1. Re:Remember ASCI Red?? by blair1q · 2011-11-16 11:05 · Score: 1
  
  And the massive computers are going 100 Petaflops (that's 100,000 Teraflops).
Imagine... by Iamthecheese · 2011-11-16 12:15 · Score: 1

A beowolf cluster of these! but seriously even one wouldn't be efficient enough to be worth it yet even in top-of-the-line OS's.
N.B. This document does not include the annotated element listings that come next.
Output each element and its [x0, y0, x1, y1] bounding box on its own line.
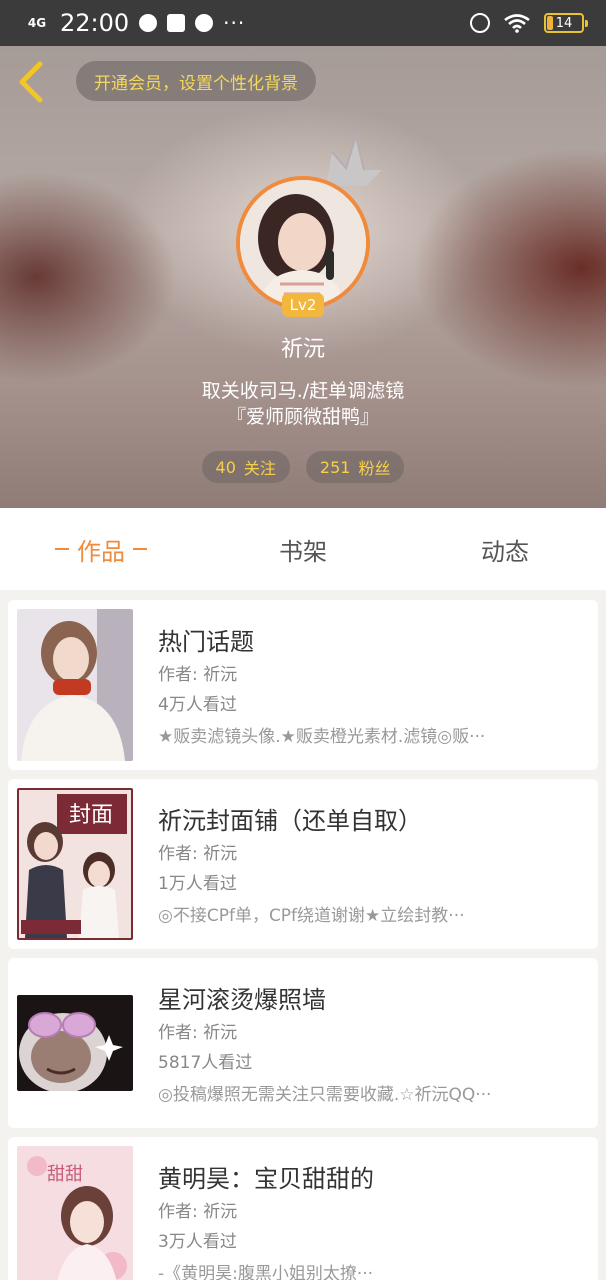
tab-indicator — [55, 548, 69, 550]
work-views: 3万人看过 — [158, 1232, 237, 1252]
wifi-icon — [504, 14, 530, 33]
vip-background-prompt[interactable]: 开通会员，设置个性化背景 — [76, 61, 316, 101]
followers-count: 251 — [319, 457, 351, 477]
work-description: -《黄明昊:腹黑小姐别太撩··· — [158, 1264, 374, 1280]
cover-image — [17, 609, 133, 761]
work-title: 黄明昊：宝贝甜甜的 — [158, 1165, 374, 1193]
following-count: 40 — [215, 457, 236, 477]
list-item[interactable]: 星河滚烫爆照墙 作者: 祈沅 5817人看过 ◎投稿爆照无需关注只需要收藏.☆祈… — [8, 958, 598, 1128]
tab-label: 作品 — [77, 537, 125, 566]
more-notifications-icon: ··· — [223, 11, 246, 35]
bio-line: 取关收司马./赶单调滤镜 — [201, 380, 405, 402]
tab-activity[interactable]: 动态 — [404, 508, 606, 590]
work-title: 星河滚烫爆照墙 — [158, 986, 326, 1014]
tab-indicator — [133, 548, 147, 550]
list-item[interactable]: 热门话题 作者: 祈沅 4万人看过 ★贩卖滤镜头像.★贩卖橙光素材.滤镜◎贩··… — [8, 600, 598, 770]
level-badge: Lv2 — [282, 293, 324, 317]
works-list: 热门话题 作者: 祈沅 4万人看过 ★贩卖滤镜头像.★贩卖橙光素材.滤镜◎贩··… — [8, 600, 598, 1280]
app-notification-icon — [167, 14, 186, 32]
back-button[interactable] — [14, 60, 50, 104]
work-description: ◎投稿爆照无需关注只需要收藏.☆祈沅QQ··· — [158, 1085, 492, 1105]
work-views: 1万人看过 — [158, 874, 237, 894]
work-title: 热门话题 — [158, 628, 254, 656]
svg-text:甜甜: 甜甜 — [47, 1164, 83, 1185]
work-views: 4万人看过 — [158, 695, 237, 715]
avatar[interactable] — [236, 176, 370, 310]
profile-header: 开通会员，设置个性化背景 Lv2 祈沅 取关收司马./赶单调滤镜 『爱师顾微甜鸭… — [0, 46, 606, 508]
username: 祈沅 — [280, 337, 325, 362]
work-author: 作者: 祈沅 — [158, 665, 238, 685]
work-description: ◎不接CPf单，CPf绕道谢谢★立绘封教··· — [158, 906, 465, 926]
work-description: ★贩卖滤镜头像.★贩卖橙光素材.滤镜◎贩··· — [158, 727, 486, 747]
svg-text:封面: 封面 — [69, 803, 113, 828]
work-views: 5817人看过 — [158, 1053, 253, 1073]
tab-bookshelf[interactable]: 书架 — [202, 508, 404, 590]
cover-image: 封面 — [17, 788, 133, 940]
profile-tabs: 作品 书架 动态 — [0, 508, 606, 590]
status-bar: 4G 22:00 ··· 14 — [0, 0, 606, 46]
battery-indicator: 14 — [544, 13, 588, 33]
work-author: 作者: 祈沅 — [158, 1202, 238, 1222]
work-title: 祈沅封面铺（还单自取） — [158, 807, 422, 835]
followers-button[interactable]: 251 粉丝 — [305, 451, 405, 483]
alarm-icon — [470, 13, 490, 33]
bio-line: 『爱师顾微甜鸭』 — [226, 406, 379, 428]
work-author: 作者: 祈沅 — [158, 1023, 238, 1043]
work-author: 作者: 祈沅 — [158, 844, 238, 864]
tab-works[interactable]: 作品 — [0, 508, 202, 590]
following-button[interactable]: 40 关注 — [201, 451, 290, 483]
following-label: 关注 — [243, 459, 276, 478]
followers-label: 粉丝 — [358, 459, 391, 478]
tab-label: 书架 — [279, 537, 327, 566]
network-indicator: 4G — [27, 15, 47, 30]
tab-label: 动态 — [481, 537, 529, 566]
browser-icon — [195, 14, 214, 32]
notification-icon — [139, 14, 158, 32]
list-item[interactable]: 封面 祈沅封面铺（还单自取） 作者: 祈沅 1万人看过 ◎不接CPf单，CPf绕… — [8, 779, 598, 949]
profile-bio: 取关收司马./赶单调滤镜 『爱师顾微甜鸭』 — [0, 378, 606, 430]
cover-image — [17, 995, 133, 1091]
list-item[interactable]: 甜甜 黄明昊：宝贝甜甜的 作者: 祈沅 3万人看过 -《黄明昊:腹黑小姐别太撩·… — [8, 1137, 598, 1280]
clock: 22:00 — [60, 9, 130, 37]
cover-image: 甜甜 — [17, 1146, 133, 1280]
We need a whole new paradigm of algorithms and maybe even a new language to do this right.

--
If video games influenced behavior the Pac Man generation would be eating pills and running away from their problems.
1. Re:Imagine... by TechyImmigrant · 2011-11-16 19:24 · Score: 1
  
  Occam?
  
  --
  Evil people are out to get you.
Intel sort comparison paper between MIC and GPU by fozzydabear · 2011-11-16 18:40 · Score: 1

http://techresearch.intel.com/spaw2/uploads/files/FASTsort_CPUsGPUs_IntelMICarchitectures.pdf
but does it rub x264 by Anonymous Coward · 2011-11-16 22:02 · Score: 0

OC it should compile run a current x264 with avx simd fine, but the question is with its wider SIMD and other improvements can it produce a/several high profile 3K/4K super HD video streams far better than realtime on insane settings :) and using CRF=16
HPC is Much More Than Multi-Core Processors by stevenddeacon · 2011-11-17 07:35 · Score: 1

Everyone seems to be defining High Performance Computing as CISC/RISC chips with multi-core processors utilizing Instruction Level Parallelism and Thread-Level Parallelism with extremely fast multi-level Caching. HPC High Availability computing is a synergy of CISC/RISC chips combined with Application, Integrated Instruction, Facility, Graphic and Cryptography assisted processor technologies supplemented with Integrated Coupling facilities. These processors must share access to large amounts of fast Dynamic Random-Access Memory and be integrated into fast I/O bus architectures for a variety of High Performance connectivity with networking equipment, data storage, and other peripheral devices. All this hardware must work in concert with a variety of firmware, hyper-visors, and operating systems supporting telecommunications, storage management, databases, application run-time environments, application servers, web servers, online transaction servers, redundancy, security, applications, fail-over, backup, recovery, archival, and administration management. IBM has been doing HPC/HA for quite a while now. Hewlett-Packard, Oracle Sun Microsystems, Microsoft, Intel, EMC, and Cisco seem to be still chasing the dream.